Mme Bradley a été choisie plus tôt cette année par la division britanno-colombienne de la police fédérale pour gérer les suites à une série d’allégations d’harcèlement sexuel au sein de la GRC. Il est aussi question d’un rapport, divulgué au public pour la première fois la semaine dernière, qui laisse entendre que certaines employées disaient craindre des conséquences si elles se plaignaient d’harcèlement au travail.

Mme Bradley a déjà mis plusieurs mesures en oeuvre dans cette province, y compris l’ajout de conseillers en harcèlement et de nouveaux outils pour effectuer des dénonciations anonymes, en plus d’une nouvelle équipe d’enquêteurs sur les cas de harcèlement. Elle admet toutefois que le débat à propos du harcèlement sexuel a principalement tourné autour de l’existence de problèmes culturels au sein de la GRC, plutôt que de définir le tout comme un problème de politiques devant être révisées.

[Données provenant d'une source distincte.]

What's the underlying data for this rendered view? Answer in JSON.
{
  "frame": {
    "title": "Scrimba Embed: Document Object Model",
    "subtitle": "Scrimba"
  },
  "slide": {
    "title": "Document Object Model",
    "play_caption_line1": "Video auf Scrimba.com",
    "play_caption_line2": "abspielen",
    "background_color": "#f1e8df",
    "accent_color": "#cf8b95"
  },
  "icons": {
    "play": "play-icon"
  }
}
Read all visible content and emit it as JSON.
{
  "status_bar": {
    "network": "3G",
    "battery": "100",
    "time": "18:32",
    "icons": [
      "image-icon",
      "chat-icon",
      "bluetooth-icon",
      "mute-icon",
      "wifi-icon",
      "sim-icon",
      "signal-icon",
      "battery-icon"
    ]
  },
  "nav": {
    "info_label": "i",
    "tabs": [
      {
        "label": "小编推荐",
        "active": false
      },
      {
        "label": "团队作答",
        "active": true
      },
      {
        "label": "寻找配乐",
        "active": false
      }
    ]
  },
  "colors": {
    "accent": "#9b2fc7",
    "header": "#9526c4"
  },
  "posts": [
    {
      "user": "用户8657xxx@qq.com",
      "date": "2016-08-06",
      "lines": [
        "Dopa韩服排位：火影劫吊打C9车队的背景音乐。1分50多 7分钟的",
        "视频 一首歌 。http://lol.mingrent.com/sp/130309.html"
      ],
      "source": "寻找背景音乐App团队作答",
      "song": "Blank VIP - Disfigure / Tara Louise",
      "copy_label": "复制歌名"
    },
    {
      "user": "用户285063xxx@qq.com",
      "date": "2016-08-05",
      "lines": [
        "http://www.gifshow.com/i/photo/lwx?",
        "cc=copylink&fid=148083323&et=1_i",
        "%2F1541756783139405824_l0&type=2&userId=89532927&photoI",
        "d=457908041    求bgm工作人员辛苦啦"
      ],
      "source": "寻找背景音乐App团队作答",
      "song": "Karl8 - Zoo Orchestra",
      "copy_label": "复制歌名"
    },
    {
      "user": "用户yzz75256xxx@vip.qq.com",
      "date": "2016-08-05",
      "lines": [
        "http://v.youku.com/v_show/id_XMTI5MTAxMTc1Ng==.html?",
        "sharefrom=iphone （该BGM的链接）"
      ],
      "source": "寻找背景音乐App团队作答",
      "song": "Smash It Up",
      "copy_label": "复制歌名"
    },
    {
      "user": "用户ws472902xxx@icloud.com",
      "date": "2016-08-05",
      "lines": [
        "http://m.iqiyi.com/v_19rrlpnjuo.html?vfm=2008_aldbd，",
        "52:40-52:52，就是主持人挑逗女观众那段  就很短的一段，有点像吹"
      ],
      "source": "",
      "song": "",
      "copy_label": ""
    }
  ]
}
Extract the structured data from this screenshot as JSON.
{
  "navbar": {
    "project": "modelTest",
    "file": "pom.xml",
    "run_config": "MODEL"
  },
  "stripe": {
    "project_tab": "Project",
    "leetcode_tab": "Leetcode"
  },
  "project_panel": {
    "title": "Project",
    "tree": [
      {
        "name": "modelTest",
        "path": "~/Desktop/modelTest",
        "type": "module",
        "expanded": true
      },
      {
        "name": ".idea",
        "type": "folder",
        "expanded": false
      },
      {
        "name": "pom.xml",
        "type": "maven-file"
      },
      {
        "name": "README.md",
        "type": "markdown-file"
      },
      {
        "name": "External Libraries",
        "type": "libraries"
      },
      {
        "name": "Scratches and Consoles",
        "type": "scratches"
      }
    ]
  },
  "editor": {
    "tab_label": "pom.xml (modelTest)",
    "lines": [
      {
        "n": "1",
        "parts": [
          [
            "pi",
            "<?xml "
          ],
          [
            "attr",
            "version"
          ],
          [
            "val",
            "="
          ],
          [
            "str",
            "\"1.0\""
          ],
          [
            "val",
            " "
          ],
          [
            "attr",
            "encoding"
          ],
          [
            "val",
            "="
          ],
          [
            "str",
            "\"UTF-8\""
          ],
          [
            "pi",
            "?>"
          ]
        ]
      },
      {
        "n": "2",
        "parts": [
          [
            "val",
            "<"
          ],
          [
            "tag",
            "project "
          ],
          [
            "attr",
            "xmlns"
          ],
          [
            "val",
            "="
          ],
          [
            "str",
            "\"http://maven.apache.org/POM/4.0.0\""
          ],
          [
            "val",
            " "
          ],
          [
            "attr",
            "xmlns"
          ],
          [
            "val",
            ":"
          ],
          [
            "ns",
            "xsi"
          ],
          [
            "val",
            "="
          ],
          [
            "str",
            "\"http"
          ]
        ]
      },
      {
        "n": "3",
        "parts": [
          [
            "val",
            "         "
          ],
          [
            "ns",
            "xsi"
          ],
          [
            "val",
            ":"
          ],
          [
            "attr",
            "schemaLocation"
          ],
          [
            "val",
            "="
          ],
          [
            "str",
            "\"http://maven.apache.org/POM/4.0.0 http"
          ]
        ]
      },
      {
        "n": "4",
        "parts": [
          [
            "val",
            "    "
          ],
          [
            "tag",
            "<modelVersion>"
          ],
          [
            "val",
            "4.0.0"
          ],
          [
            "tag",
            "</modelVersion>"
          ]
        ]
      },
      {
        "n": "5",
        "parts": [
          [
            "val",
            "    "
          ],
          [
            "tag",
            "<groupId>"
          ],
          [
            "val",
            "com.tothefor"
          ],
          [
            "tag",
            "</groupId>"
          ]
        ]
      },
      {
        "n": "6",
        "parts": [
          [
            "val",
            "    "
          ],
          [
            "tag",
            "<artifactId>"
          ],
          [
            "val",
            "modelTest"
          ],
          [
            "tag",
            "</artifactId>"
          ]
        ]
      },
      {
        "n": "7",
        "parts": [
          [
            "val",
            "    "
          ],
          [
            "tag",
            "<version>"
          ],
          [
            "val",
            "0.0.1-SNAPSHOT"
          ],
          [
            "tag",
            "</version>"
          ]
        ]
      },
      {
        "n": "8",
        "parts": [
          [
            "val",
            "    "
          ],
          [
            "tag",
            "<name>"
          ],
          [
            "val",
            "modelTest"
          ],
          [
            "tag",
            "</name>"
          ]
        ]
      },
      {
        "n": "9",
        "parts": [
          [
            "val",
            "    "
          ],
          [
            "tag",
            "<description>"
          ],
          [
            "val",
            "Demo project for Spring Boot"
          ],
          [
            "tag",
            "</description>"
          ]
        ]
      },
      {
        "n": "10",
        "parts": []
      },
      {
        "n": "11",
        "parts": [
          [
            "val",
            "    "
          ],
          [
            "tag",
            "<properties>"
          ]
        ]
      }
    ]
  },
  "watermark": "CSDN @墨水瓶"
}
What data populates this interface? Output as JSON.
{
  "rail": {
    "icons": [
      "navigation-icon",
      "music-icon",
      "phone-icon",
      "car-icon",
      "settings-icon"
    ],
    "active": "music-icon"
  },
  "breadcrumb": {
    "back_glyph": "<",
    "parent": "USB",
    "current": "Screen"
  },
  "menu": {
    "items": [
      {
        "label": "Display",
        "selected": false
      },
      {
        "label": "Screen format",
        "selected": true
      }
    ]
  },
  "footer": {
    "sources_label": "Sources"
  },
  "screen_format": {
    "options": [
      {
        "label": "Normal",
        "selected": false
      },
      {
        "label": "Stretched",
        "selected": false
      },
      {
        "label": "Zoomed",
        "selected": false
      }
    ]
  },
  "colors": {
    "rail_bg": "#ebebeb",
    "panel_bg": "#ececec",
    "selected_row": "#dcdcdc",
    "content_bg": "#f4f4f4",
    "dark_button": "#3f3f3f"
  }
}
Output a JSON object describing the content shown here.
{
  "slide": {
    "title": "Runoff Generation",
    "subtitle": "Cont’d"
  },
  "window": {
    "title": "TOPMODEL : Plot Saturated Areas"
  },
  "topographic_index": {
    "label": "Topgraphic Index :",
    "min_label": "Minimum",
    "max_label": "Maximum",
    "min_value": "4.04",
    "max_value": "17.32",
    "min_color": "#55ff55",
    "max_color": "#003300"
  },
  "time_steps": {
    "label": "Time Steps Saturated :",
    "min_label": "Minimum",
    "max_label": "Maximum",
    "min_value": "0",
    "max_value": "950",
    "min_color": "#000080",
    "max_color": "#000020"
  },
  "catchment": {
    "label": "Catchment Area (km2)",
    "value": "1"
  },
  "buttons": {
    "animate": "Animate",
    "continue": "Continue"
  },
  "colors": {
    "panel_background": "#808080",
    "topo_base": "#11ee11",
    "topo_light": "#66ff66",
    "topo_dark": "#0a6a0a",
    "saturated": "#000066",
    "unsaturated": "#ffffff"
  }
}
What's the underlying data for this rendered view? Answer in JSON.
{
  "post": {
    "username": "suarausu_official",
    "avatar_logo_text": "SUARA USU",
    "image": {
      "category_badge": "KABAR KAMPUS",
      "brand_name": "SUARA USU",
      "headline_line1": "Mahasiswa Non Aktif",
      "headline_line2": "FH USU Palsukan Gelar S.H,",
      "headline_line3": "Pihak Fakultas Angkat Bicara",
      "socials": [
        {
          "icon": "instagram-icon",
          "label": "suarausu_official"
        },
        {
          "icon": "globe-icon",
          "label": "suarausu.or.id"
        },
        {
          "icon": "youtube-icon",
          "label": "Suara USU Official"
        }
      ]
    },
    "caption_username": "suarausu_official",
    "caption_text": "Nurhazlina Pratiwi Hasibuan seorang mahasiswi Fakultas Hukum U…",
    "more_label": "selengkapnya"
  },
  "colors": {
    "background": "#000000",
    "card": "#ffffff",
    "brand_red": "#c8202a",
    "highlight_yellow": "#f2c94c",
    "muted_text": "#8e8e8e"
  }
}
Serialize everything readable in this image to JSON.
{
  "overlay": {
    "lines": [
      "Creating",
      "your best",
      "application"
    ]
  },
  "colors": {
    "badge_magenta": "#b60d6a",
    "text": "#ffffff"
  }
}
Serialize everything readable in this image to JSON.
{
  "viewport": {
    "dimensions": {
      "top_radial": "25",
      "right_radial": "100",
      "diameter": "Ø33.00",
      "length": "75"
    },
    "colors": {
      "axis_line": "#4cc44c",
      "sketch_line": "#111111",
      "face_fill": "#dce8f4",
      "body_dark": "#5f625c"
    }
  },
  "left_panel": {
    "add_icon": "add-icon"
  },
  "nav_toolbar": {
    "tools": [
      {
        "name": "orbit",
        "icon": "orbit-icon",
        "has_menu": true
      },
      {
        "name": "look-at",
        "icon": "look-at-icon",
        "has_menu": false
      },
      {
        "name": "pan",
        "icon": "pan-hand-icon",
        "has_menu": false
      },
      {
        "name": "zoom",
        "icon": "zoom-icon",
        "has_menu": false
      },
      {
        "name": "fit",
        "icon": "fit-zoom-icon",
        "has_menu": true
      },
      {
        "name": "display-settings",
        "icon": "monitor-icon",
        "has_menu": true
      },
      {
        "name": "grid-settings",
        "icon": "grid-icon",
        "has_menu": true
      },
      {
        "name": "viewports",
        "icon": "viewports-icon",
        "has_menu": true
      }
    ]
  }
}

Selon elle, toutefois, ces deux aspects sont intimement liés.

Mme Bradley estime d’ailleurs que les changements culturels nécessaires nécessiteront des années de travail.

Les allégations provenant d’employées, publiées dans les médias ou ayant entraîné des poursuites, ont taraudé la GRC pendant la majeure partie de l’an dernier. Les cas vont d’allégations de stress post-traumatique présentées par la caporale Catherine Galliford à un recours collectif intenté au nom de 200 agentes actuelles ou ayant quitté la GRC.